On the final day of the judicial review hearing last week, Thomas Sharpe QC, representing the Health Lottery, said an independent report by Nera Economic Consulting, commissioned by the Department for Culture Media and Sport, showed any impact on National Lottery sales was closer to £300,000 a week.
Sharpe told the court that the Health Lottery was currently running at a loss after spending more than £29m to get the operation up and running.
He said the owners, Richard Desmond’s media group Northern & Shell, had only made the investment because the Gambling Commission had decided to grant it licences and that Camelot should have challenged the decision at the time.

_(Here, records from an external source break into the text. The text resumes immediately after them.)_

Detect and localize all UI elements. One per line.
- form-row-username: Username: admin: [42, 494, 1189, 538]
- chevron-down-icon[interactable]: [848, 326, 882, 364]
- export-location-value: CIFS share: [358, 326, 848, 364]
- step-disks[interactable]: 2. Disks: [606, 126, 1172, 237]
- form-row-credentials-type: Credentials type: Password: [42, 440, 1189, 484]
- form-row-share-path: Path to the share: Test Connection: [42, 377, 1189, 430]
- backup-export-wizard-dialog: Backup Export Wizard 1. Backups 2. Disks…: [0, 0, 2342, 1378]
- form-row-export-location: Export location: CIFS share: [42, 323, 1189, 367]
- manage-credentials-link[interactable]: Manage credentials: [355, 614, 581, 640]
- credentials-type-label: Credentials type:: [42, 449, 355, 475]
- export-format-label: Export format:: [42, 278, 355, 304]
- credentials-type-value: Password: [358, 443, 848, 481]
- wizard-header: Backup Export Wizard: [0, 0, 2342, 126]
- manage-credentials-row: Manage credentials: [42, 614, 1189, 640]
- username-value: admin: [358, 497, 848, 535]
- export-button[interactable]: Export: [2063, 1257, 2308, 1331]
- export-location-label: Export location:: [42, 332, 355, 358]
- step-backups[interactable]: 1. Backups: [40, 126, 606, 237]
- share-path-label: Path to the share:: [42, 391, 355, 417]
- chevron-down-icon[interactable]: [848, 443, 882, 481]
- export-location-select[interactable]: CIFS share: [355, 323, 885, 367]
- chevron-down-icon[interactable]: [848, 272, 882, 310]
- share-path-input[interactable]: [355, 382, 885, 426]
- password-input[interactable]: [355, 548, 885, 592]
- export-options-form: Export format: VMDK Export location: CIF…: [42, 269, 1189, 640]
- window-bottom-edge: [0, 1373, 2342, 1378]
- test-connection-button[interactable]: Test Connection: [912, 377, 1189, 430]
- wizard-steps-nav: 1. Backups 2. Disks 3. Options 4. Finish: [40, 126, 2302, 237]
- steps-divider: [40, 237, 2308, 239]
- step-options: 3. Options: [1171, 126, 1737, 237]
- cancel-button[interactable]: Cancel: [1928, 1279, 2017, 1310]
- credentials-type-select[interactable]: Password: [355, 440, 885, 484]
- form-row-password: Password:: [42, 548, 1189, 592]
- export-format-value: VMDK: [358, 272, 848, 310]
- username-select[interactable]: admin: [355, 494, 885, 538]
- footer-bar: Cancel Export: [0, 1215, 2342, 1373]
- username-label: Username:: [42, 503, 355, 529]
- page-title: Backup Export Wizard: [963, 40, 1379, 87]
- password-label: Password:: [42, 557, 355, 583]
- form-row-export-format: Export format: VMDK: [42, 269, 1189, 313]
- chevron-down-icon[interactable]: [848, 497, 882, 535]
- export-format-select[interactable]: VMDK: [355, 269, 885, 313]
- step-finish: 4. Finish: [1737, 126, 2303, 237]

Sharpe warned that if judges revoked the licences, it would be detrimental to the good causes the Health Lottery supports.
A Health Lottery spokesman said after the hearing: "The impact assessment found that any affect on Camelot was immaterial or up to a maximum of £300,000. The Health Lottery is still making a loss for its owners, but we have raised more than £20m so far for health-related good causes."
A DCMS spokesman said the Nera impact assessment would be published on its website shortly.